# Indonesian: sekis



## Setwale_Charm

Selamat siang!

 Can somebody tell me what the word "sekis" means in the context of rock, alumina and generally deposits descriprion. 

  Terima kasih!!


----------



## theo1006

Selamat malam! (that is the time here)

The word *sekis* is not in my Kamus Besar Bahasa Indonesia, so I tried some wild guessing.
The first three letters may be the Indonesian rendering of a Dutch term starting with *sch*, like Dutch *school* became *sekolah* in Indonesian.  However I cannot think of any Dutch (or even German) word sounding like *schis* and connected with rocks or deposits.
Then I thought the foreign spelling might start with *sq.*  That led me to English *squeeze.*  Not quite the same sound, but one of its meanings is in Coalmining: 'A gradual coming together of the floor and roof of a gallery or working; a place where this has occurred; a creep'.

Does this fit in with the context by any means?  Perhaps someone else has better ideas.

Salam,
Theo


----------



## MarX

I'm sorry Setwale, but to me *sekis* doesn't ring a bell at all.

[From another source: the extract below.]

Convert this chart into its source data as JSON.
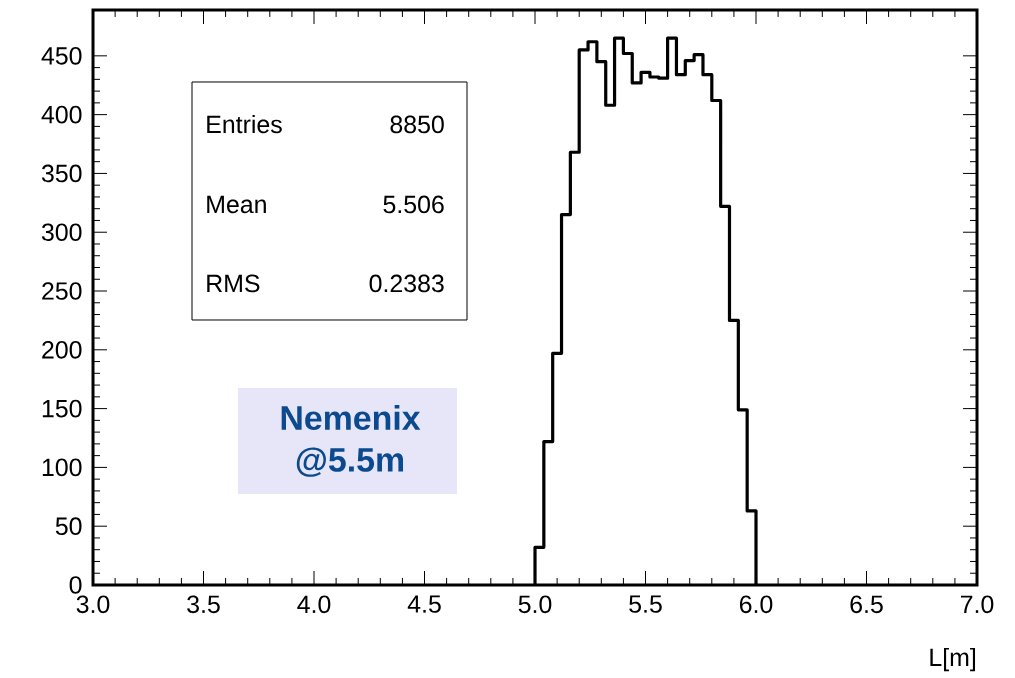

Perhaps it's a specific word from chemistry or geology?


----------



## Setwale_Charm

OK, guys. Thanks for your attempts to help. Looks like it is really something specific of a very narrow field.


----------



## avok

May it be something related to "sex"?


----------



## Setwale_Charm

No, no, this is definitely not the case.


----------



## rasserie

its not in my malay dictionary either LOL


----------